L'AMOUR ET SES ELEMENTS CONSTITUTIFS

Un professeur expliquant le mot amour dit : Vous avez sans doute vu un faisceau lumineux passant au travers d'un prisme de cristal ; ce faisceau se décompose en plusieurs rayons diversement colorés : rouge, bleu, violet, jaune, etc., toutes les couleurs de l'arc-en-ciel y sont. L’apôtre Paul passe ainsi l'amour au travers du magnifique prisme de son intelligence inspirée et nous le fait voir décomposé en ses divers éléments. Dans ces quelques paroles de l'apôtre, nous trouvons ce que l'on peut appeler le spectre de l'amour, l'analyse de l'amour. Considérons ses divers éléments. Remarquons qu'ils ont des noms qui nous sont familiers, que nous parlons chaque jour de leurs particularités ; que tout homme, au cours de sa vie, peut les mettre en pratique en tout lieu. Examinons combien de vertus ordinaires entrent dans la composition de l'amour, de cette chose sublime, qui est l'expression du bien suprême. Le spectre de l'amour est composé de neuf éléments :

- la patience, car l'amour « est patient » ;

- la bonté, car l'amour « est plein de bonté » ;

- la générosité, car « l'amour n'est point envieux » ;

- l’humilité, car « l'amour ne se vante point, il ne s'enfle point d'orgueil » ;

- la courtoisie, car l'amour « ne fait rien de malhonnête » ;

- le désintéressement, car l'amour « ne cherche point son intérêt » ;

- un bon caractère, car l'amour « ne s'irrite point » ;

- l'innocence, car l'amour « ne soupçonne point le mal » ;

- la sincérité, car l'amour « ne se réjouit point de l'injustice, mais il se réjouit de la vérité ».
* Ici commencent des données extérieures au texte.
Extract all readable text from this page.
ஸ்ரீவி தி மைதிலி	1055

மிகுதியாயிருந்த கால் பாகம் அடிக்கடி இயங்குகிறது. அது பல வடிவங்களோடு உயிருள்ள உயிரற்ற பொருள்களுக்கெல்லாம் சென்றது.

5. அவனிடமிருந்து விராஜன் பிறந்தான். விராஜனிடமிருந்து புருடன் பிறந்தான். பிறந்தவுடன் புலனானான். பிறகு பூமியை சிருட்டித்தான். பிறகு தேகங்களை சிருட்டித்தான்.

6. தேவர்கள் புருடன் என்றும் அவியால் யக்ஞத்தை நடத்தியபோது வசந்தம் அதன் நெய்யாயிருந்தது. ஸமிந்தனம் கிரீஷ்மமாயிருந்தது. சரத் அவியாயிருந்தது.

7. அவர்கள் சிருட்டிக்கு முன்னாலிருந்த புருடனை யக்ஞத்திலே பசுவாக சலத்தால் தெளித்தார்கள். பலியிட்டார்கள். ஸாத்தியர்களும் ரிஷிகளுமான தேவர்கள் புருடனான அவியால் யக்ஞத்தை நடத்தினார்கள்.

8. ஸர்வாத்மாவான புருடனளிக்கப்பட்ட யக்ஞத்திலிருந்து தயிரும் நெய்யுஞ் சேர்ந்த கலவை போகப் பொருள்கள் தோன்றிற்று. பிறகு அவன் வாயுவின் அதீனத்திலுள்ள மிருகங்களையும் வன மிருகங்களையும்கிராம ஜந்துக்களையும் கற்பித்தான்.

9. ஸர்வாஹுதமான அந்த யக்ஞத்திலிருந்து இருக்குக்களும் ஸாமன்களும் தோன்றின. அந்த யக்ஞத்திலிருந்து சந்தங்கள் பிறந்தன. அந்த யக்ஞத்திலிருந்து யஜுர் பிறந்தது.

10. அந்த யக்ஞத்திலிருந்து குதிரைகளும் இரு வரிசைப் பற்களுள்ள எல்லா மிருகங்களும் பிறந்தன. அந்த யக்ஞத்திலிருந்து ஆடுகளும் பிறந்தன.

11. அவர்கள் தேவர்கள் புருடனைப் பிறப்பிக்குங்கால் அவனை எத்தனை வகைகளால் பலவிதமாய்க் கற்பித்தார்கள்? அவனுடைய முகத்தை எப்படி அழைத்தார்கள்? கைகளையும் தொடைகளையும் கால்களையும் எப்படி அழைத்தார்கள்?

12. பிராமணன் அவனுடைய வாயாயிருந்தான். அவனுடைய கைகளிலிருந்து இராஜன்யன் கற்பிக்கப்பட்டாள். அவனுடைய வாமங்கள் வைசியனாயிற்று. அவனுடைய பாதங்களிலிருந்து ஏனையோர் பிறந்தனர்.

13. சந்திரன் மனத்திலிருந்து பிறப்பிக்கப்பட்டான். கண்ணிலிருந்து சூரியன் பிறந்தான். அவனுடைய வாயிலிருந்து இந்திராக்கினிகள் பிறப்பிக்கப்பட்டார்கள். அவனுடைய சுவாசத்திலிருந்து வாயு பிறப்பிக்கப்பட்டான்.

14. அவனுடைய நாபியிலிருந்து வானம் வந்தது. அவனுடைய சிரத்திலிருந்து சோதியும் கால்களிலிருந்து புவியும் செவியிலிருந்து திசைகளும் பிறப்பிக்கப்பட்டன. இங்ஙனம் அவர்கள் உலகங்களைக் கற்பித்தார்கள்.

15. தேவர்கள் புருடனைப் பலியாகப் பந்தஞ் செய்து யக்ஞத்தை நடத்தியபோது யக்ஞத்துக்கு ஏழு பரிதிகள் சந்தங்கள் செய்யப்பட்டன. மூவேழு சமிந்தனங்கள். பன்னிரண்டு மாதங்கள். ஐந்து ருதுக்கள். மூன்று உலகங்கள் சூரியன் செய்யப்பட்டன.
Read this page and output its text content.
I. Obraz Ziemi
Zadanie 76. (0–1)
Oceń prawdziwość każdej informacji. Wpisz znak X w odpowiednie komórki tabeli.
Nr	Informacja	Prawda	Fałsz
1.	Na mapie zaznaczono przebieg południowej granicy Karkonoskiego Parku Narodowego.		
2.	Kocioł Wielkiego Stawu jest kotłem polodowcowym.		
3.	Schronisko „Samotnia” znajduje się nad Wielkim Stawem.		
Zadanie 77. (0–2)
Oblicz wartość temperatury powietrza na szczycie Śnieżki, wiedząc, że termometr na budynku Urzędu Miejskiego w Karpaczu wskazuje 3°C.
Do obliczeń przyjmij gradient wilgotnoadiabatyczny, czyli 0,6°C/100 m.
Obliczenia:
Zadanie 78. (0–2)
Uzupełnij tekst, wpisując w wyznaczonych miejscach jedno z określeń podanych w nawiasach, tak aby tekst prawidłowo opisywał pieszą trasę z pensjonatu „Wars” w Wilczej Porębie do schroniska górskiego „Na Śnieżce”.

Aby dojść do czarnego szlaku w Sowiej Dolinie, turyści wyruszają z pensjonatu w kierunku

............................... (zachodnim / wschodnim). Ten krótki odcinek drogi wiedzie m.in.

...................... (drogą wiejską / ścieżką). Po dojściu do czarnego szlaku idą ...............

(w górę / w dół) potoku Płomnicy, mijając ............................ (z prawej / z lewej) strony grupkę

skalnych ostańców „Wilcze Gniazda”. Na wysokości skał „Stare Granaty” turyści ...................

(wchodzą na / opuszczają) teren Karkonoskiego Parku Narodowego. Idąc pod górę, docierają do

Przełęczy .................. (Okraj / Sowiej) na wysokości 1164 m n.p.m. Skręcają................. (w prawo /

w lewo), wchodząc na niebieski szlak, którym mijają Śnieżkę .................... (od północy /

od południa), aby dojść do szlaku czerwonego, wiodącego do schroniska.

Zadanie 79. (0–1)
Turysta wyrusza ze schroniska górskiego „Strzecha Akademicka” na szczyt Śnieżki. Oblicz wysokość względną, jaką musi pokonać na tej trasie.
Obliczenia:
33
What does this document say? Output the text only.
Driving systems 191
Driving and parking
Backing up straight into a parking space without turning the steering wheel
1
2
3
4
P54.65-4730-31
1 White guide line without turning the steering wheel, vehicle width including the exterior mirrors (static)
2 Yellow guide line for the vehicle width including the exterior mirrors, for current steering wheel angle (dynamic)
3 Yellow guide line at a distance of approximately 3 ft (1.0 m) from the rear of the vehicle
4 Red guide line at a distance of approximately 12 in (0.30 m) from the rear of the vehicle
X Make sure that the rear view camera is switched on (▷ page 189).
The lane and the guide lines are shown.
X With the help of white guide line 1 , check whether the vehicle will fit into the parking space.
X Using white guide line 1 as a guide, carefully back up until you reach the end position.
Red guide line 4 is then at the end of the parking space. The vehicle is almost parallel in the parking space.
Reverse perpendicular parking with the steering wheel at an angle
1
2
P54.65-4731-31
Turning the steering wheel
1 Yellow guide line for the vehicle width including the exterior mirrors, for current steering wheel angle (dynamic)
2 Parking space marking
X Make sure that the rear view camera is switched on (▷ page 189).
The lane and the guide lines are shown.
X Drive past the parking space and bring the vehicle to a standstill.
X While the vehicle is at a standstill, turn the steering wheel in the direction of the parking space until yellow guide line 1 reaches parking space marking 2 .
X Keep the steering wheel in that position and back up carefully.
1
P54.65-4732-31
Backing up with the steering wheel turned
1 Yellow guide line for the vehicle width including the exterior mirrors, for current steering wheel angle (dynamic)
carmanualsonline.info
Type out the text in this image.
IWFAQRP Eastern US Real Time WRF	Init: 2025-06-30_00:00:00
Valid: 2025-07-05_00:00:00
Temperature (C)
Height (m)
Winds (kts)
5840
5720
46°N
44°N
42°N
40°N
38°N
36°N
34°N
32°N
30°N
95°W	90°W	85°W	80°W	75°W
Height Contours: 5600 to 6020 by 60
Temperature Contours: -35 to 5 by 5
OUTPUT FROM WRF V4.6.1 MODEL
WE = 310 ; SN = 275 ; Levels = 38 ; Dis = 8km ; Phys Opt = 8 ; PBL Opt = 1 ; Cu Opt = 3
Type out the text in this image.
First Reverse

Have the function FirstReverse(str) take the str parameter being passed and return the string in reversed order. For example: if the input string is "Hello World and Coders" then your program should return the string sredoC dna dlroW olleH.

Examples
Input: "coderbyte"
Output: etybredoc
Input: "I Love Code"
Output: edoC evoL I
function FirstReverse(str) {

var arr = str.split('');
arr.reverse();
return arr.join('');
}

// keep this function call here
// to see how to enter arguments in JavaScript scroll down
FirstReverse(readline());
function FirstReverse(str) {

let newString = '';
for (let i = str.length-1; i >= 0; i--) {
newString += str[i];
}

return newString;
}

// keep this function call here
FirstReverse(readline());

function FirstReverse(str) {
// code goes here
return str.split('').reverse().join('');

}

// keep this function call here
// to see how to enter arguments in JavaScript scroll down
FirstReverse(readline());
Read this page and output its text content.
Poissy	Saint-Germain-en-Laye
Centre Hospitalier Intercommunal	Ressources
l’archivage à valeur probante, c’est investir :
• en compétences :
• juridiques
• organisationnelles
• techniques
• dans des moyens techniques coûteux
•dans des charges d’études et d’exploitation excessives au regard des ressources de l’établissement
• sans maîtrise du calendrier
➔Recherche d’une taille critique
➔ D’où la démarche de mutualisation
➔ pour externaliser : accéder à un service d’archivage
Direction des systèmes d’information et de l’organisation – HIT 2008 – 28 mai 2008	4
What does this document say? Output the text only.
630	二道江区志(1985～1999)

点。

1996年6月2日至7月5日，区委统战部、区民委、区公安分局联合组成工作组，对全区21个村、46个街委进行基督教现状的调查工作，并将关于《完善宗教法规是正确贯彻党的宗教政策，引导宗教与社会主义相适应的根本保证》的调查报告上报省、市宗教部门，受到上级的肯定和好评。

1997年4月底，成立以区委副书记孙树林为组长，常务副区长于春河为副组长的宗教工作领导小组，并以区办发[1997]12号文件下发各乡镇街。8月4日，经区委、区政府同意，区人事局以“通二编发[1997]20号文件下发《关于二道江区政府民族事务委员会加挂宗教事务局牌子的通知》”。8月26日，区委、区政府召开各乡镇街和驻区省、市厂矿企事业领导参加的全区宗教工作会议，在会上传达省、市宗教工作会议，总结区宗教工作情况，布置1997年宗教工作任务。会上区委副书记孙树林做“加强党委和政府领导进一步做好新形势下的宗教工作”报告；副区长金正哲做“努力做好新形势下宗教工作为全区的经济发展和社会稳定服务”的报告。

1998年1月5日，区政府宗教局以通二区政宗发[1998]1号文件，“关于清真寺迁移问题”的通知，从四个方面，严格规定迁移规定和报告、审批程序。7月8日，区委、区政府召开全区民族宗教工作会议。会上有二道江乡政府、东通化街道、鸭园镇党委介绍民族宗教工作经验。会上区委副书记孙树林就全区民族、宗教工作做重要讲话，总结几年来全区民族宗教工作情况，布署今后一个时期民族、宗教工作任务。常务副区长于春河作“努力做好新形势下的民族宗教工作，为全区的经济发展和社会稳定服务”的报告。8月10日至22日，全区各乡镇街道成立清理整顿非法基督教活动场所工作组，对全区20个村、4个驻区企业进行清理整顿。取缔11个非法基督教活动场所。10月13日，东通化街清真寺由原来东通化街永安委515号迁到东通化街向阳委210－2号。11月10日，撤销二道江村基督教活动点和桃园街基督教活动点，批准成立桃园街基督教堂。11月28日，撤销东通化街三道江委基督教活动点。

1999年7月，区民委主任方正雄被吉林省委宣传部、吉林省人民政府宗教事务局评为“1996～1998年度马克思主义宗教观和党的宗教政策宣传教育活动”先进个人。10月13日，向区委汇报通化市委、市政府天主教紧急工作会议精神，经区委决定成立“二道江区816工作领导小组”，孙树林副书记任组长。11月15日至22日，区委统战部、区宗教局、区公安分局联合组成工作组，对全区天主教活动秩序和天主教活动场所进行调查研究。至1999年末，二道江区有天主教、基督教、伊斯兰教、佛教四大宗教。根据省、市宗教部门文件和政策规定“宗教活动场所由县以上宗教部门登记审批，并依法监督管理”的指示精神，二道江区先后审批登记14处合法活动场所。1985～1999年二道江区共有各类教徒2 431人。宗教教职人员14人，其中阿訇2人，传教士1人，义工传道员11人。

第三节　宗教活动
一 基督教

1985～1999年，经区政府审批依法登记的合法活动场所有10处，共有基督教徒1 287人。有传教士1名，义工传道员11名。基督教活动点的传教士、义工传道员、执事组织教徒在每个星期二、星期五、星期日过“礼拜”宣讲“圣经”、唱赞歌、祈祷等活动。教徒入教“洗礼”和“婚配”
- A ces éléments-là, ajoutons-en trois autres :

- le courage, car l'amour « supporte tout » ;

- la confiance, car l'amour « croit tout » ;

- l'espérance, car l'amour « espère tout ».

 

Nous ne pouvons pas admettre, comme ce professeur, que ces grâces soient des vertus ordinaires et que tout humain peut les mettre en pratique en tout lieu. Nous prétendons, au contraire, que ces fruits n'existent pas dans leur ensemble chez "l'homme animal". Celui-ci, il est vrai, peut revêtir superficiellement une certaine bonté, une certaine humilité, une certaine politesse, une certaine patience, une certaine bienveillance, car on peut attacher des raisins sur des buissons d'épines et des figues sur des chardons. Chez l'homme animal, ces grâces sont en effet toutes extérieures, elles ne sont pas dues à la croissance de la grâce intérieure, c'est-à-dire du Saint-Esprit, de l'esprit d'amour. Elles ne sont pas la preuve de sa communion avec Dieu. Si l'individu n'a pas été engendré de nouveau par la parole de vérité et par le Saint-Esprit, les manifestations extérieures de l'amour ne feront pas de lui un enfant de Dieu et ne lui permettront pas d'obtenir la récompense et les bénédictions promises aux fils de Dieu, pour l'accès auxquelles il n'y a qu'une seule porte : Jésus-Christ.

Une simple manifestation extérieure de patience ou d'humilité chez le chrétien n'est suffisante ni aux yeux de Dieu, ni à ses propres yeux. Ces riches fruits ne sont produits que par l'esprit d'amour demeurant dans son cœur. Dans les pays civilisés, les personnes dont le cœur n'est pas régénéré reconnaissent que nombre des fruits de l'Esprit sont des choses désirables et cherchent à les imiter comme étant des marques d'une bonne éducation. On s'en sert souvent comme d'un manteau ou d'un masque pour dissimuler des sentiments de cœur en opposition complète à l'esprit d'amour.

 

L'IMITATION DE L'AMOUR PRATIQUEE PAR LE MONDE N'EST QU'UN VERNIS SUPERFICIEL

Une imitation extérieure des fruits de l'Esprit adoucit pourtant, dans une certaine mesure, les maux, les peines et les luttes qu'ont à supporter les humains déchus, mais ce n'est qu'une légère couche extérieure qui apparaît souvent sous son véritable jour en temps de détresse ou d'épreuves.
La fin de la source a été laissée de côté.